Bayesian Textual and Multimedia Information Retrieval

Period of Performance: 09/30/2002 - 09/29/2004

$372K

Phase 2 SBIR

Recipient Firm

Insightful Corporation
INSIGHTFUL CORPORATION, 1700 WESTLAKE AVE N, STE 500
Seattle, WA 98109
Principal Investigator

Abstract

DESCRIPTION (provided by applicant): Industry transformation and rapid advancements are creating tremendous amounts of electronic multimedia information. We are developing a multimedia search agent for health data networks and data banks. The search agent employs a generalized probabilistic model that bridges the gap between automatic feature extraction and semantic understanding.

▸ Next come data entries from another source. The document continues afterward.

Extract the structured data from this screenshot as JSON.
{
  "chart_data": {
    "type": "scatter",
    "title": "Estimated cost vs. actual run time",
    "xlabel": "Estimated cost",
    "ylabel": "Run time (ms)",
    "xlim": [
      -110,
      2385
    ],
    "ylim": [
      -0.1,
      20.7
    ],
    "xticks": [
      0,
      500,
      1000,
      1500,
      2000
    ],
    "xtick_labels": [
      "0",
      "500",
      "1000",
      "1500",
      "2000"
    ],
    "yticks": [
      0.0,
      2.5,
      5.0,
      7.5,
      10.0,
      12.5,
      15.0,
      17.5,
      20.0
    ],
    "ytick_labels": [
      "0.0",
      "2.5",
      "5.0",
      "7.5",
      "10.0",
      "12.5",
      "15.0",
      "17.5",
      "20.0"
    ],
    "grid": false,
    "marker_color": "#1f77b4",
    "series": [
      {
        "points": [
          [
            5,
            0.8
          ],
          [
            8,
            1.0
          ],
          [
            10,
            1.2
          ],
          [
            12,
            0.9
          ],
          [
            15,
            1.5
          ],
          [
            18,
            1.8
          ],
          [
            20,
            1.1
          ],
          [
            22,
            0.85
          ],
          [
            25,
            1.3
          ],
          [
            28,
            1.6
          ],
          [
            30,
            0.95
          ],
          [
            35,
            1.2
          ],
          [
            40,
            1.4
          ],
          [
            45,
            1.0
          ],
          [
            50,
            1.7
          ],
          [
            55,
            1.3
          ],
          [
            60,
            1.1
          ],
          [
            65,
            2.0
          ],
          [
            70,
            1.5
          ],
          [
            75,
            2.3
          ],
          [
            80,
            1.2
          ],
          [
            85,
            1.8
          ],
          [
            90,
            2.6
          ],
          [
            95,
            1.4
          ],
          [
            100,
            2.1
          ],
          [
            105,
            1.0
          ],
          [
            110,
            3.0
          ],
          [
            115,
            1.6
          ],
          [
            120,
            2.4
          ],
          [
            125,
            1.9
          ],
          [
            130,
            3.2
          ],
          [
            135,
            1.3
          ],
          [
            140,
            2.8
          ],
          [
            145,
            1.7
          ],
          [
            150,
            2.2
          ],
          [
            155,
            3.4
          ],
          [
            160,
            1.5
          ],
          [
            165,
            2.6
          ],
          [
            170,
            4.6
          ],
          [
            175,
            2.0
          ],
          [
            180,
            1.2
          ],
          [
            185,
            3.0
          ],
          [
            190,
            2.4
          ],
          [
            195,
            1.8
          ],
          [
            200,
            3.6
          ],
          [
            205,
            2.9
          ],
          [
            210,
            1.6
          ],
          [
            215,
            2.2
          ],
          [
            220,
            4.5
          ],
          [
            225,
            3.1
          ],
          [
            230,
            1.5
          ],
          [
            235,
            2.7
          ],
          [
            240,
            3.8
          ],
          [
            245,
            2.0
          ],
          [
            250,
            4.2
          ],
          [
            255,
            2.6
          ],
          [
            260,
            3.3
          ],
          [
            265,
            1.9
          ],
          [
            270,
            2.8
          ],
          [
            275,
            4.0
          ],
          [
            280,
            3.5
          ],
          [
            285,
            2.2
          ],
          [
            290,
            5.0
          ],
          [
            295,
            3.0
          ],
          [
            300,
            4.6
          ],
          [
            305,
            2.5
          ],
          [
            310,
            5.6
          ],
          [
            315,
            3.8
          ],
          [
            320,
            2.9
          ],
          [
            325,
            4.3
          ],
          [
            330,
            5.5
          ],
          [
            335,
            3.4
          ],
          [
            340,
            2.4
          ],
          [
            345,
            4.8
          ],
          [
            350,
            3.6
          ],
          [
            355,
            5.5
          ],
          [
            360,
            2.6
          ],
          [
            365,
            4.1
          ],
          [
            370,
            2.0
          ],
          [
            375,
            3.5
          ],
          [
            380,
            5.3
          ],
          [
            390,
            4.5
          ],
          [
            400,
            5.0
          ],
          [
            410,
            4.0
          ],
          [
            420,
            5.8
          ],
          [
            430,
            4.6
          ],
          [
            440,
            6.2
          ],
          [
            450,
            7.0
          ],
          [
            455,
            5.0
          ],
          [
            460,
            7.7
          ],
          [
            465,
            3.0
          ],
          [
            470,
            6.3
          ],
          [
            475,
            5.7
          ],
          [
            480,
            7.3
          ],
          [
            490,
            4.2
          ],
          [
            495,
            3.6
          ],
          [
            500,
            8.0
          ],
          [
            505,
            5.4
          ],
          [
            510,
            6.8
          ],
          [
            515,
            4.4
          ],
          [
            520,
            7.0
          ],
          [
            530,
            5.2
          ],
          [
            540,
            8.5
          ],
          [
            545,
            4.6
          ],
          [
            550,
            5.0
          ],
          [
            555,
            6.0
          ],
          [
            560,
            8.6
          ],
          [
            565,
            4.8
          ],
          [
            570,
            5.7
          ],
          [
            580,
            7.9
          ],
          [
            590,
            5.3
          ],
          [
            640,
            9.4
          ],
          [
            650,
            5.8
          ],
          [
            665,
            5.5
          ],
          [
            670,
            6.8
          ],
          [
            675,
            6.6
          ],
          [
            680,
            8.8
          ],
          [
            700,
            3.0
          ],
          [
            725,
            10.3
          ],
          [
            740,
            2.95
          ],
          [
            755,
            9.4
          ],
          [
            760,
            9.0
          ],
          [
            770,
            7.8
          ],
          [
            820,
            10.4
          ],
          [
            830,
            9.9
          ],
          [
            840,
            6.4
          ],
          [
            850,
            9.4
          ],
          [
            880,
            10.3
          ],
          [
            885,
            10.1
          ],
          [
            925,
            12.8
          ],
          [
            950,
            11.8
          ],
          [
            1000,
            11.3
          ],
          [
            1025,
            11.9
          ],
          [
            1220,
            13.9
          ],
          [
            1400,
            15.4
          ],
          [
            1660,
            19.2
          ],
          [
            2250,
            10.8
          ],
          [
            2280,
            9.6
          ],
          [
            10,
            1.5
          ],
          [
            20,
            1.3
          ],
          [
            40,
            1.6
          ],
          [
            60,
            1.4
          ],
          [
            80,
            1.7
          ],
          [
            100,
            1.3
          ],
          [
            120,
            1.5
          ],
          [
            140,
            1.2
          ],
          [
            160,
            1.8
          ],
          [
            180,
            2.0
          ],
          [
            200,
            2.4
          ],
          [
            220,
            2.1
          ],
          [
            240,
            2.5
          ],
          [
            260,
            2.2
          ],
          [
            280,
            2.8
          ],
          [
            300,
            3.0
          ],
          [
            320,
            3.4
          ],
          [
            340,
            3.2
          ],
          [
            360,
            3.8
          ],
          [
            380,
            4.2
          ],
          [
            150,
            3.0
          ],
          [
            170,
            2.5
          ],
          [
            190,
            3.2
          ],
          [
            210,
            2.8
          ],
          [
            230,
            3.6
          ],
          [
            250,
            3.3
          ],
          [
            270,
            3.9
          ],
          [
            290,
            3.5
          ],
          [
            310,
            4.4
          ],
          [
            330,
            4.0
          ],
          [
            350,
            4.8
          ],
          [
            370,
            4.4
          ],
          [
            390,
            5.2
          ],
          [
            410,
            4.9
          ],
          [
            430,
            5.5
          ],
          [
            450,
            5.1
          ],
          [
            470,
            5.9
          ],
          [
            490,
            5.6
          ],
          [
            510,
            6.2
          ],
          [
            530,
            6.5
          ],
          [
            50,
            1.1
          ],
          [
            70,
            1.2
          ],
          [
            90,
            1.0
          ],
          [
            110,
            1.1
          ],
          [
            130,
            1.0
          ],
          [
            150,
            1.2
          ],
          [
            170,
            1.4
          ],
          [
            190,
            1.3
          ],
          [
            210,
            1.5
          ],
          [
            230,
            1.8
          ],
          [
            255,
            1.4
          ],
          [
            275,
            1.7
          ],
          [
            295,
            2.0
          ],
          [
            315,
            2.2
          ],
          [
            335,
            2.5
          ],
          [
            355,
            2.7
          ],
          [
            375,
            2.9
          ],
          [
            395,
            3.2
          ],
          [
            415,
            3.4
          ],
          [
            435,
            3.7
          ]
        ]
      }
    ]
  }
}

What distinguishes our approach is the integration of Bayesian methodology with a fast and scalable semantic interpreter. The semantic interpreter can generate a bootstrap database of prior probabilities, overcoming a major weakness of the traditional probabilistic model. We also provide a principled approach to user feedback, contrasting existing probabilistic and nonprobabilistic ad-hoc methods. Relevance feedback on an initial database of prior probabilities can incrementally improve retrieval results to unprecedented levels of precision/recall. The model supports interactive definition and training of new semantic labels in a collaborative environment. Semantic labels organize index term dependencies in a tree-like structure with probabilities at each node, and allow the user to define concepts that match specific information needs more closely than the raw feature information found in an indexed database. Finally, we propose a comprehensive approach to the difficult problem of combining probability distributions, or relevance judgements, from different search engines. PROPOSED COMMERCIAL APPLICATIONS: The proposed methodology adds a customizable interpretive layer to electronic collections and archival multimedia databases. The Phase I prototype has opened an immediate partnership opportunity in this area. The Bayesian search and retrieval functions will become an add-on module to many database management systems. The ability to train the system to recognize visual concepts gives us a definite advantage In image mining. The decision-maker software can merge the results of different experts or search engines, a problem for which presently there are only ad hoc unsatisfactory solutions, and great opportunities in the Web and e-commerce.